I don’t mind saying, over the past couple of years I’ve learned, if ever so slowly, to become less hurried, less inclined to complicate things, and not fret about all my not-enoughness (yes, that’s now a word. I just made it up). You see, the more times I consistently choose to bring my authentic self to Jesus, the more I can lean on Him with all my insufficiencies as He reminds me that His all-sufficiency covers my need to hurry, to complicate and to try and piece every bit of my life together myself. Learning to become unhurried, uncomplicated, and undone, means we’ve learned to trust God regardless of the outcome.
The gift of choosing to live an unhurried, uncomplicated, and undone life gives you the compacity to wait well and helps you form an awareness of the transitions you need to go through to see God’s promises fulfilled in your life. When writing, as Tom Monteleone suggests, transition cues are phrases or changes in your narrative that set up and prepare a reader for a progression or shift in the story. He goes on that these can be “as subtle or as obvious as an elephant sitting in the corner of a room.”
Spending some unhurried, uncomplicated time with God causes you to become undone, as those subtle cues He laid out previously that you either ignored or were totally ignorant and unaware of, now become as obvious as an elephant sitting in the corner of a room. I know you’re thinking, an unhurried, uncomplicated, undone life? Who are you kidding? Have you gone completely crazy!? This all seems so…well…hard, and I’ve no time for pie-in-the-sky-make-believe-notions that highlight my insufficiency to keep it all together. Well, my friend, that’s just the point. As Matthew 11:28-30 says, ‘Are you tired? Worn out? Burned out on religion? Come to Me. Get away with Me and you’ll recover your life. I’ll show you how to take a real rest. Walk with Me and work with Me – watch how I do it. Learn the unforced rhythms of grace. I won’t lay anything heavy or ill-fitting on you. Keep company with Me and you’ll learn to live freely and lightly.’ [MSG]
Here Matthew gives away the secret to an unhurried, uncomplicated, undone life. ‘Come to, get away with, walk with and work with Jesus.’ Relying on our own strength can never lead us into an unhurried, uncomplicated, undone relationship with Him because we’ll just keep getting in the way of our progress and when that happens we get off-balance, off-kilter and we bring God down to our level of how it’s all going to roll out. Bill Johnson puts it this way, “When we only obey what we understand, we then have a God that looks a lot like us. He’s our size.”
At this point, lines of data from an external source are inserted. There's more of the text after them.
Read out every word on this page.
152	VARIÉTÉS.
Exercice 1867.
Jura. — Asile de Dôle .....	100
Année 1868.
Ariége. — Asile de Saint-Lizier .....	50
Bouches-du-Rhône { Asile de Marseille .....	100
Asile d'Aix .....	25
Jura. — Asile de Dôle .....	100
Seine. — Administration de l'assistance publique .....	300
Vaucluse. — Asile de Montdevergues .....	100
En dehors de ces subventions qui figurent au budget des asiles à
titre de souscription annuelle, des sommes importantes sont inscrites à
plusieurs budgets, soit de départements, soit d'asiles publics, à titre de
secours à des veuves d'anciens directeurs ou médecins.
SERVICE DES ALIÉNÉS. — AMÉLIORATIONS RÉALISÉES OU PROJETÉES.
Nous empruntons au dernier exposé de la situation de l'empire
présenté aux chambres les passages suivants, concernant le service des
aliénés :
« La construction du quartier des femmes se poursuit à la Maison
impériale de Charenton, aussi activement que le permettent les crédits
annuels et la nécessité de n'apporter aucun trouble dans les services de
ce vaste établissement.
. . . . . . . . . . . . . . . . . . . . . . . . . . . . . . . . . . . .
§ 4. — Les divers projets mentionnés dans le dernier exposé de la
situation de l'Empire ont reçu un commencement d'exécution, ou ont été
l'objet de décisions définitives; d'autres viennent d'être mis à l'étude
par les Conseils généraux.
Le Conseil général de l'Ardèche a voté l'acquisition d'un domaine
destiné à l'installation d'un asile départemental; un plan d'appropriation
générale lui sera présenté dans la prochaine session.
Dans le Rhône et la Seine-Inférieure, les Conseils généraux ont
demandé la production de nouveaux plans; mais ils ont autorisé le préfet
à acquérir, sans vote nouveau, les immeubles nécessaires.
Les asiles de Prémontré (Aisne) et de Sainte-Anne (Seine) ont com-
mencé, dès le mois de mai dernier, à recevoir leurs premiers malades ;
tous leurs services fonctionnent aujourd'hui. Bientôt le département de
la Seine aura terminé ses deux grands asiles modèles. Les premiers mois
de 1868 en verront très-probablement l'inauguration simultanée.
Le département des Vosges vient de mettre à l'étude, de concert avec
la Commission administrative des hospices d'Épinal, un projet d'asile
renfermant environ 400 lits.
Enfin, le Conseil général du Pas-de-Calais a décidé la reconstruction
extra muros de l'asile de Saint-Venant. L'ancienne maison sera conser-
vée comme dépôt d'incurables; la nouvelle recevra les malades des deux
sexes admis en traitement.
God is far, far, far bigger, and wiser than ourselves and the more we posture and position ourselves in His presence, the more we’ll trust His leading through all the transitions of our stories. Remember He is not only the Author of our faith, but the Finisher of our faith, however, we need to run and lose everything that so easily ensnares us so we can run with endurance the race marked out for us. [Hebrews 12:2] This is where we preserve energy in learning to ‘Come to, get away with, walk with and work with Jesus’ so His presence and communion teaches us to live out an unhurried, uncomplicated, and undone life.
Edie Melson puts her two pence in when it comes to deciding who will be dictating the narrative of our stories. She says, “The enemy has an army of storytellers and scribes [that are] telling a different story.” Absolutely, and you’ll only know which voice is the one narrating your story when you spend constant unhurried, uncomplicated time in God’s presence and His Word. Don’t you fret, my friend if you’ve gone a little off course because God will be right there, patiently waiting for you until you get tired and worn out doing things in your own strength, and He’ll simply say, ‘Come to Me, get away with Me, walk with Me and work with Me” rest in an unhurried, uncomplicated, undone life.
Wendy xo
Where do you need to stop striving and doing things in your own strength and rest in God’s presence for a while?